Convex optimization for traffic assignment

Setup

To run the MATLAB implementation, see MATLAB setup

Python dependencies:

sudo easy_install pip
pip install -r requirements.txt

Also needed is scipy. If you find some missing dependencies, please add them here.

To build the simplex projection c extension:

  1. cd into python/c_extensions
  2. run python2 setup.py build_ext --inplace

Set up the pre-commit hook (which automatically runs the fast unit tests):

  ln -s ../../pre-commit.sh .git/hooks/pre-commit

CPLEX Setup

First download CPLEX for your OS from the IBM website (you'll need to sign up for an academic initiative account first). It would be a file named CPLEX_xxxxxxxxxx.bin.

To install, run (using sudo if necessary):

chmod +x CPLEX_xxxxxxxxxx.bin
./CPLEX_xxxxxxxxxx.bin

Note the installation directory, then to install the python bindings (using sudo if necessary, for OSX users you might need to run sudo -s first before these steps):

cd <installation-directory>/ILOG/CPLEX_Studio1261/cplex/python/2.7/x86-64_linux
python setup.py install

Install openopt (documentation here: http://openopt.org/cplex):

pip install openopt

To see an example on how to use CPLEX, look at tests/fast/test_cplex.py

Running via Python

Run the python implementation from the traffic-estimation/python directory.

To run the main test, see these examples:

cd ~/traffic-estimation/python
python main.py --file route_assignment_matrices_ntt.mat --log=DEBUG --solver LBFGS
python main.py --file route_assignment_matrices_ntt.mat --log=DEBUG --solver BB
python main.py --file route_assignment_matrices_ntt.mat --log=DEBUG --solver DORE

If the dataset you want to run is not in the data directory, symlink it in from the main dataset.

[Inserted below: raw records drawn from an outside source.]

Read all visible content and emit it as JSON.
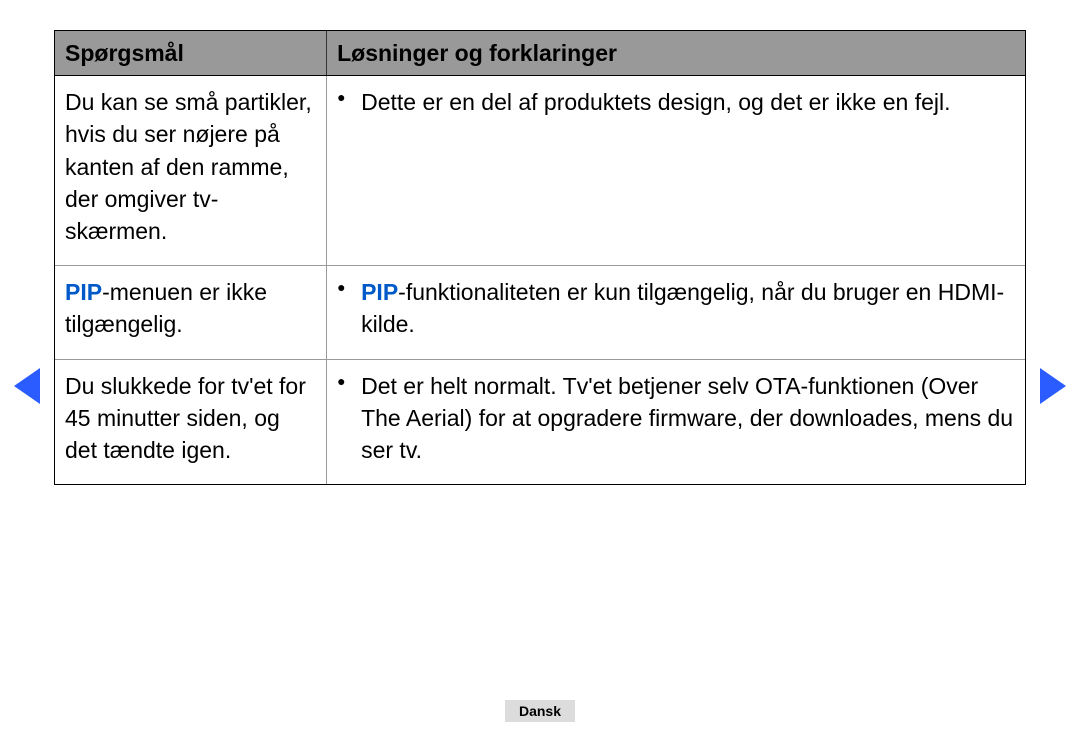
{
  "header": {
    "col_question": "Spørgsmål",
    "col_solution": "Løsninger og forklaringer"
  },
  "rows": [
    {
      "question": "Du kan se små partikler, hvis du ser nøjere på kanten af den ramme, der omgiver tv-skærmen.",
      "solution_pre": "",
      "solution_main": "Dette er en del af produktets design, og det er ikke en fejl."
    },
    {
      "question_pip": "PIP",
      "question_rest": "-menuen er ikke tilgængelig.",
      "solution_pip": "PIP",
      "solution_rest": "-funktionaliteten er kun tilgængelig, når du bruger en HDMI-kilde."
    },
    {
      "question": "Du slukkede for tv'et for 45 minutter siden, og det tændte igen.",
      "solution_main": "Det er helt normalt. Tv'et betjener selv OTA-funktionen (Over The Aerial) for at opgradere firmware, der downloades, mens du ser tv."
    }
  ],
  "footer": {
    "language": "Dansk"
  }
}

To run 3-fold cross validation test:

python CrossValidation.py --log=DEBUG

Running ISTTT

After generating the set of matrices run:

python ISTTT.py --log=DEBUG --solver BB

MATLAB setup

MATLAB dependencies (must be run every time MATLAB is started):

setup.m

c_extensions setup

To bind Cythonic extensions to Python

cd python/c_extensions
python setup.py build_ext --inplace

check if it created an executable 'c_extensions.so' and 'c_extensions.cpp'

Running via MATLAB

Run main.m.

References

Mark Schmidt's L1General, a set of Matlab routines for solving L1-regularization problems.